Вдалеке взвыл паровоз, и Желоховцев прибавил шагу — Франциска Алексеевна уже махала ему из вагонного окна.
Двадцать девятого июня белые спустили в Каму и подожгли керосин из десятков цистерн, стоявших на берегу, в районе железнодорожной станции Левшино. Оставляя за собой мертвую пелену пепла, огонь по течению двинулся вниз, к Перми. Горели, разваливаясь, лодки у берега. Гигантскими свечами пылали дебаркадеры. Чалки обугливались, расползались. Пароходы и баржи неуклюже разворачивались, огонь обтекал их борта, чернил ватеры, потом двумя-тремя языками взбегал к палубным надстройкам. Огненными гирляндами провисали канаты, веревки, и баржи, медленно проседая, плыли вниз, к мосту.
Дым стелился над рекой. У воды он был густой, черный, вверху — серый.

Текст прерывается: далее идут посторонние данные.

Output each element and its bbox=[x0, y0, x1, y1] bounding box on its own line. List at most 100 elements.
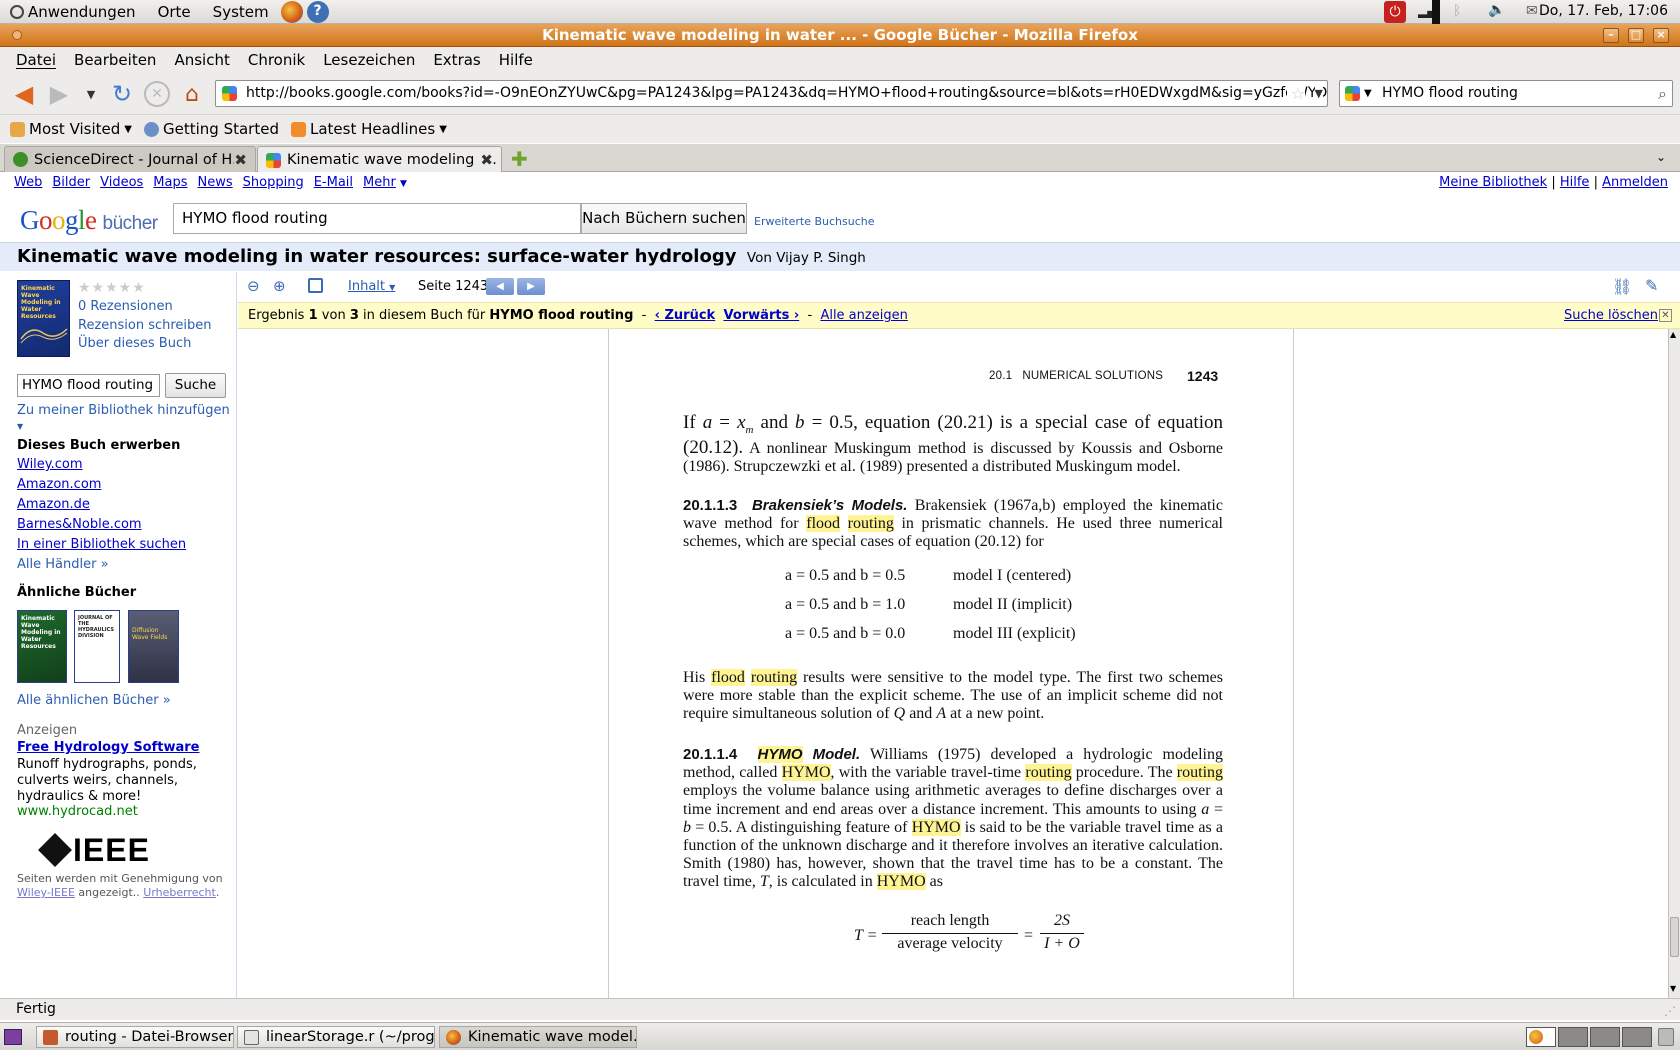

У реки, на путях железной дороги суетились солдаты, поджигая составы, которым не хватило паровозов. Горели вагоны с зерном, углем, хлопком, обмундированием. Английские френчи с рубчатыми нагрудными карманами, желтые ремни, башмаки с металлическими заклепками вокруг дырочек шнуровки — все это тлело, ползло, дымилось, превращалось в зловонную слипшуюся массу. Взлетали над городом невесомые черные хлопья. Покружив, опускались на крыши домов, на воду, на улицы.